Extracorporeal Shockwave Therapy for Non-Unions and Delayed Healing Fractures

Author:
W. Schaden, A. Fischer, A. Sailler, A. Menschik, N. Haffner

Institution:
Trauma Centre Meidling, Vienna, Austria

The objective of every fracture treatment is to reunite the fracture fragments in an anatomical position and completely restore the function of the injured portion of the skeleton as quickly as possible. Despite today’s sophisticated technologies and good primary treatment, 1-3% of all bone fractures develop into pseudarthrosis. Surgical treatment with debridement of the pseudoarthrotic tissue, cleaning of the fragment edges, insertion of autologous spongiosa and stabilization with osteosynthesis material is considered the “gold standard” for the treatment of pseudarthrosis. However, these surgical procedures are extremely traumatic for the patient. They are also costly, time-consuming, and associated with a high rate of complications. Therefore in December 1998, after successful pilot studies, the Trauma Centre Meidling commenced a large-scale prospective study using shockwave therapy to treat non-unions.
To date, more than 1,100 non-unions have been treated with shockwave therapy in the Trauma Centre Meidling. We have used different electrohydraulic devices (Orthowave 280, MTS; OssaTron, HMT) and have even compared different technologies by also using an electromagnetic device (Modulith, Storz Medical) from April 2004 until January 2005.
From the start of the study, more than 50 patient-specific data items were stored in a database developed especially to permit the combination of a broad range of parameters. This database structure serves as the basis for quality assurance measures and enables the researchers to determine the optimal treatment parameters and other important criteria. This database containing a documentation of the treatment of pseudarthrosis with ESWT is made available to all interested parties free of charge; it can be ordered from the authors.
Treatment was basically envisaged as a single treatment. Depending on the region to be treated, shockwave therapy is administered under general, regional or local anaesthesia.

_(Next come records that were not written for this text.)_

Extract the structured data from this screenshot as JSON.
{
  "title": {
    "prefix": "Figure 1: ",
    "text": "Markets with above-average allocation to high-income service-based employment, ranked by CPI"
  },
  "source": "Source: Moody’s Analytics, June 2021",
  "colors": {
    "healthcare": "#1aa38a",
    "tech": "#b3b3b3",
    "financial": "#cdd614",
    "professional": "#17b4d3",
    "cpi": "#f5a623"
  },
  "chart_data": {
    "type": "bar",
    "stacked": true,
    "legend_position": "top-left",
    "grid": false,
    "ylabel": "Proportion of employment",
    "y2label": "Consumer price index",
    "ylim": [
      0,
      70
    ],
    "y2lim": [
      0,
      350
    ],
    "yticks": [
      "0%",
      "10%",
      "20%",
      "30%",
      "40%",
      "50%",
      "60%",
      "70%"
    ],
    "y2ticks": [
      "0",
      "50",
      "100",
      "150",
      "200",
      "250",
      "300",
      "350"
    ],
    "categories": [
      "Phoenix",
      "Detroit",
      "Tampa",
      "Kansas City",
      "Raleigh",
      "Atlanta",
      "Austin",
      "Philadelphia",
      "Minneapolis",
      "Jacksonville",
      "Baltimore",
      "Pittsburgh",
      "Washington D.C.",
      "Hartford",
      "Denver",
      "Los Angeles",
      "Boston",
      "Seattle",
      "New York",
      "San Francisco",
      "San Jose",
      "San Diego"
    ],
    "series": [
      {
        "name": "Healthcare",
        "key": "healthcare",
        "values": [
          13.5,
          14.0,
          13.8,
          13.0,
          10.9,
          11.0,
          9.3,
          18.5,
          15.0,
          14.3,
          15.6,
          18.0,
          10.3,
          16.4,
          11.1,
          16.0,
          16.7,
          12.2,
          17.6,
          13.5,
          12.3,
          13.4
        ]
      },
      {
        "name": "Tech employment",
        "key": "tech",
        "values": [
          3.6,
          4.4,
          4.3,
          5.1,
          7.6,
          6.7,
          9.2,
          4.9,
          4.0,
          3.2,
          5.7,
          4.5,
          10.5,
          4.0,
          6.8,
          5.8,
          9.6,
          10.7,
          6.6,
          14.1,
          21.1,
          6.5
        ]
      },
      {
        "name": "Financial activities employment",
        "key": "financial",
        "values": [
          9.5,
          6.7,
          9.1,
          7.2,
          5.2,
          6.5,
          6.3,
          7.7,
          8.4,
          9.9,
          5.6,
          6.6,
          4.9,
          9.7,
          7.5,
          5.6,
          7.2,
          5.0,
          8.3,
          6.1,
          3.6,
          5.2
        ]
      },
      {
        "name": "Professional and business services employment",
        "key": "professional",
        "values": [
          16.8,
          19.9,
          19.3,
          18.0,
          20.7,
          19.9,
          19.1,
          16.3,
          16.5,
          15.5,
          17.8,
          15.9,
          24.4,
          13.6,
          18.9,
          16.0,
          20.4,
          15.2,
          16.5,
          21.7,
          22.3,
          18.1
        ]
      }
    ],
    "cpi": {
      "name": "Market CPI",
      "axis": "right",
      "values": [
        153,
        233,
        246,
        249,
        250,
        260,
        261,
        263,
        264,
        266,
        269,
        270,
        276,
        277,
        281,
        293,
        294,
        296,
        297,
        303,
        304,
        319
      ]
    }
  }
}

The patients are positioned such that the pseudarthrosis gap is clearly visualized in the anterior-posterior projection. The shockwave focus is positioned on the pseudarthrosis gap and between 2,000 and 4,000 pulses are applied (1,000 pulses per treatment location). We use an energy flow density (EFD) of 0.3 to 0.4 ml/mm2 for all bone treatments.
Following shockwave therapy the pseudarthrosis is immobilized like a fresh fracture. This is usually done with a plaster cast or plastic splint; in 7 patients with especially mobile tibia non-unions, an external fixator was used. Fixation is not necessary when the pseudarthrosis has been treated with appropriate osteosynthesis material and this material exhibits no signs of loosening upon clinical or radiological examination. It can be assumed that the healing process is initially accompanied by neovascularization; for this reason, we try to prevent micro-movements of the non-union during the first 3-4 weeks after treatment to preclude tearing of the new capillaries. It may be necessary, in some cases, for the patient to avoid full weight bearing on the affected extremity during this period. The patient’s cooperation must be elicited by a detailed briefing since most patients are asymptomatic directly after the treatment, owing to the analgesic effects of the shockwaves, and want to put their full weight on the affected extremity again.
If the cardinal symptoms (i.e. pain upon bending or compression, swelling, reddening and hyperthermia) subside during the early post-treatment phase (i.e. the first 2-3 months after ESWT), the physician can afford to take a “wait and see” attitude. This applies even if the x-ray findings are ambiguous, since the clinical findings constitute a more reliable measure of therapeutic success at this stage.
A pseudarthrosis gap with a width greater than 5 mm shows a poor prognosis.
In cases where bony remodelling of the non-union could not be demonstrated after 3 to 6 months, patients were given the option of surgical repair. Numerous patients, especially those who had undergone multiple operations previously, refused this option. This led to a relatively high number (18%) of repeat treatments. In exceptional cases, a third or fourth (and in one instance, even a fifth) treatment was performed. The group of patients undergoing repeat ESWT included patients for whom a complicated pseudarthrosis operation was contraindicated for internal reasons or could have been done only at considerable risk to the patient.
Osseous union was achieved in 67% to 75% (depending on the device) of the pseudarthroses. As expected, the best therapeutic results were obtained in patients with delayed osseous union – in this group, ESWT was administered 3-6 months after the injury or the last operation on bone – and healing was achieved in 75% to 85% of these patients. Of the patients with pseudoarthrosis with an onset more than six months previous, 60% to 70% experienced osseous union.
Among the more than 1,100 patients treated at the Trauma Center Meidling, no complications occurred other than the adverse reactions that have already been observed following shockwave therapy (i.e. local swelling, petecheal bleeding, haematoma). Even though the mechanism of action of shockwave therapy has not yet been fully explored, we are convinced that ESWT is an effective, inexpensive and time-saving therapeutic modality with an almost zero rate of complications. Therefore we consider ESWT as the first choice thrapy for non-unions and delayed unions that do not require surgical realignment.